Modernizing MediaWiki with libraries - bd808
https://blog.wikimedia.org/2015/01/29/modernizing-mediawiki-with-libraries/

======
SwellJoe
I've recently launched a wiki based on MediaWiki, which is the first
deployment of MediaWiki I've done in about a decade. I have been really
impressed. They've got technical debt, sure, but they're doing an excellent
job paying it down, and moving forward without ever throwing away the whole
project and starting over. I spent a lot of time evaluating wikis before
relaunching this one (it was running on TWiki for years, on DokuWiki before
that, and was a static site generated from DocBook XML or DocBook SGML before
that), and was surprised to find MediaWiki was such a clear winner.

I probably shouldn't have been surprised, given the resources behind it and
the size of it's userbase, but I still had notions that it would be like the
MediaWiki of old: Slapped together rapidly, always barely ahead of the demands
of WikiPedia and never having time to clean up and fix the warts.
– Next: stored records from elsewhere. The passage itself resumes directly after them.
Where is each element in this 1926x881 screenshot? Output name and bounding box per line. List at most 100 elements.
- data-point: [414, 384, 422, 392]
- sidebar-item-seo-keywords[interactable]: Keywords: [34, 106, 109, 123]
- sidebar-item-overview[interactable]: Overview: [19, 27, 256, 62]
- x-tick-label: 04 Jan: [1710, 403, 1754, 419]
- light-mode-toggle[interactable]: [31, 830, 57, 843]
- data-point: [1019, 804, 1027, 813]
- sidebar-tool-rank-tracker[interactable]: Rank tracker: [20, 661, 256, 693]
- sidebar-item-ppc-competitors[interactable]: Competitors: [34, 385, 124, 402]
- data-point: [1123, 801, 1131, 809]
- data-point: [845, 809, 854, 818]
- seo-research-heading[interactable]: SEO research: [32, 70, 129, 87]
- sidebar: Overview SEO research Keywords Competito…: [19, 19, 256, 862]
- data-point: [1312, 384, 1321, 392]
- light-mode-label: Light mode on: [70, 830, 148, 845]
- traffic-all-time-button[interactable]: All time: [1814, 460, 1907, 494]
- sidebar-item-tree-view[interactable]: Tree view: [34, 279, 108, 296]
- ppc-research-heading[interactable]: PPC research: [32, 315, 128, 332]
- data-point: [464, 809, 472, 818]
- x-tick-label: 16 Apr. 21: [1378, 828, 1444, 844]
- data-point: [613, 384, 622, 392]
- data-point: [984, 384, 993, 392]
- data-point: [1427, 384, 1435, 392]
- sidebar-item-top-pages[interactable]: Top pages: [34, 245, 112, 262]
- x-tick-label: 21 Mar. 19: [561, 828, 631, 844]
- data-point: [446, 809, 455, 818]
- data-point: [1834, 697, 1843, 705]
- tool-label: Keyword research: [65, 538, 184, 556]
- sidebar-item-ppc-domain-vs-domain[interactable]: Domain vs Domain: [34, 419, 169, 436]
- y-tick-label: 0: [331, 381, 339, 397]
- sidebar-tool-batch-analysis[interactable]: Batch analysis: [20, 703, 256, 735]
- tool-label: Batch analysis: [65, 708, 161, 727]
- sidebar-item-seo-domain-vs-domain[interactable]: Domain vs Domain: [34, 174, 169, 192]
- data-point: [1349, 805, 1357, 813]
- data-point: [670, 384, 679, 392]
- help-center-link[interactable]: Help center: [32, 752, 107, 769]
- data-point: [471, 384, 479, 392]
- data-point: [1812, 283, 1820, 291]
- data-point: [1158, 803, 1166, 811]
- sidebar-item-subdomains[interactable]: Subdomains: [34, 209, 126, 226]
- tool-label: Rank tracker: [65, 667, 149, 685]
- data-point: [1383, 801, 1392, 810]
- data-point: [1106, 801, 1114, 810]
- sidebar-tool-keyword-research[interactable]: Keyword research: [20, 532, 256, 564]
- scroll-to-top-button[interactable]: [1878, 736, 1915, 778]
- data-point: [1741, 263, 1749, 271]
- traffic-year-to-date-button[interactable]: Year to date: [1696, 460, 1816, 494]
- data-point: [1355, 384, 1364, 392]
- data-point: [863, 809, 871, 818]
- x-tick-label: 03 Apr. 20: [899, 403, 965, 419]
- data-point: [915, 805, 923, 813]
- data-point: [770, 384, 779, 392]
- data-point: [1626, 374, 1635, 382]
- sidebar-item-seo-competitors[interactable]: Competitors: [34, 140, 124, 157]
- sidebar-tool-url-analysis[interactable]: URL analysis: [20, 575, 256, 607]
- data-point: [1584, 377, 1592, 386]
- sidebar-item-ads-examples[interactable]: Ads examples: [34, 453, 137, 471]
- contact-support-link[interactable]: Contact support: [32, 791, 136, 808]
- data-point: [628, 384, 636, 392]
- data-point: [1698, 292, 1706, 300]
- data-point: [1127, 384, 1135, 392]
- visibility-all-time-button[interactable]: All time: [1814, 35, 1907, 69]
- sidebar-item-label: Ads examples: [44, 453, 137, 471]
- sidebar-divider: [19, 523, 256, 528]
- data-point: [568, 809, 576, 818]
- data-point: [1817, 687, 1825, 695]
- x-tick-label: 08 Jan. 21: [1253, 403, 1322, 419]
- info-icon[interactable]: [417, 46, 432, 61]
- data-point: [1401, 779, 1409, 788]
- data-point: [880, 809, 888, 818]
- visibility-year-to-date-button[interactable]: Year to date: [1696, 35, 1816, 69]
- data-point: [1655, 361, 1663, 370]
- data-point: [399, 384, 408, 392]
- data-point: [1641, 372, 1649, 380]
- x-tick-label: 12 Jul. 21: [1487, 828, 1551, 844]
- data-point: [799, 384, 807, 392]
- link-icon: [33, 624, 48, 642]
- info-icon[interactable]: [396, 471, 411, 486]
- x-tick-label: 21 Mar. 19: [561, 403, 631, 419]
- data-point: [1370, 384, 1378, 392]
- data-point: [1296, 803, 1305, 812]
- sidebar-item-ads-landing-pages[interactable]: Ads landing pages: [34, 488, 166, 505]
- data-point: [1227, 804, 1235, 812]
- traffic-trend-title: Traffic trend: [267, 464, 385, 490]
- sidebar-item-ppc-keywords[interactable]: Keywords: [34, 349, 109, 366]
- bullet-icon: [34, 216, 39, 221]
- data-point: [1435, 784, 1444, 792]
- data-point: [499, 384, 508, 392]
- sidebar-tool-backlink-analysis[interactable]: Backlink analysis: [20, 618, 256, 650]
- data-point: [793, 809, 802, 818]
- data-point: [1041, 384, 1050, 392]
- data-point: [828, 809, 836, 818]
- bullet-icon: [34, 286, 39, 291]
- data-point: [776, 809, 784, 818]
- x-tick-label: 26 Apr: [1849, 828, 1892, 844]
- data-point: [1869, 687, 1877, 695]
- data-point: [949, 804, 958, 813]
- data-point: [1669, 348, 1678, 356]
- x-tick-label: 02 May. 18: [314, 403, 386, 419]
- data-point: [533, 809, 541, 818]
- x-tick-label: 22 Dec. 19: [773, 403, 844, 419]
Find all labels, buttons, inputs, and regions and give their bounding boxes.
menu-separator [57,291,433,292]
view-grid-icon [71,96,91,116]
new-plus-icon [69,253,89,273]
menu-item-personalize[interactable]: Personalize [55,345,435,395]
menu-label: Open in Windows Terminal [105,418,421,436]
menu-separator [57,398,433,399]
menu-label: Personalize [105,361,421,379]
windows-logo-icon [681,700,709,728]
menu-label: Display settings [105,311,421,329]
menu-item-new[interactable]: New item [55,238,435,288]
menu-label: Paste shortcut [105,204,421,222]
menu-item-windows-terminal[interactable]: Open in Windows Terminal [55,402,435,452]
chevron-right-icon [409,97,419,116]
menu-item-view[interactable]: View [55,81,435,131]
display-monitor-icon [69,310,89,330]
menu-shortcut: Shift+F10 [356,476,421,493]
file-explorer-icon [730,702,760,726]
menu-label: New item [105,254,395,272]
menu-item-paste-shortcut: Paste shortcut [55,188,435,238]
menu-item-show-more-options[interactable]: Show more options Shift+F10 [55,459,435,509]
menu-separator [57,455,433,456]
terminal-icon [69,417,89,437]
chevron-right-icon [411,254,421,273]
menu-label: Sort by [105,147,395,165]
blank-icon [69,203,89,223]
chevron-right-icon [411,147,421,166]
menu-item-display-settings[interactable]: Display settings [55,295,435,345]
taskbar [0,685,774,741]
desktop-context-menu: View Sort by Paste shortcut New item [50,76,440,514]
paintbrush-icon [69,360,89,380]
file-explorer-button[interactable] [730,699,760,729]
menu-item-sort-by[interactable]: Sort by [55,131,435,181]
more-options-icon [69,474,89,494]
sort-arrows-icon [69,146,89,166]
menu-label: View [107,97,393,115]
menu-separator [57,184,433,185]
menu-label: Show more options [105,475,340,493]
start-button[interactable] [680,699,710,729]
I wrote a simple module for it, as well as an importer (using existing
libraries to go from TWiki to MediaWiki markup, but we had some complexity
coming over from such an old/large wiki), and found it really nice to work
with. I don't like that it stores content in the database, rather than on the
filesystem, but they provide such a nice import/export tool that I forgave
them. And, performance is good; at least as good as the TWiki it replaced
(which was also sufficiently fast), and much faster than some of the other
similarly busy sites I maintain (this site gets about 60,000 visitors a month
and a couple hundred thousand pageviews, and runs on a modest 4GB VM alongside
several other sites).

In short, MediaWiki is a great example of an old project aging very
gracefully. I'm happy to be working with it again. I'd become frustrated with
wikis after several painful upgrades of TWiki that kept breaking things
further and further until the site was barely functional Likewise, while
DokuWiki and MoinMoin were great tools and I've used them to good effect a
number of times, they haven't really seen the kind of advancements MediaWiki
has had.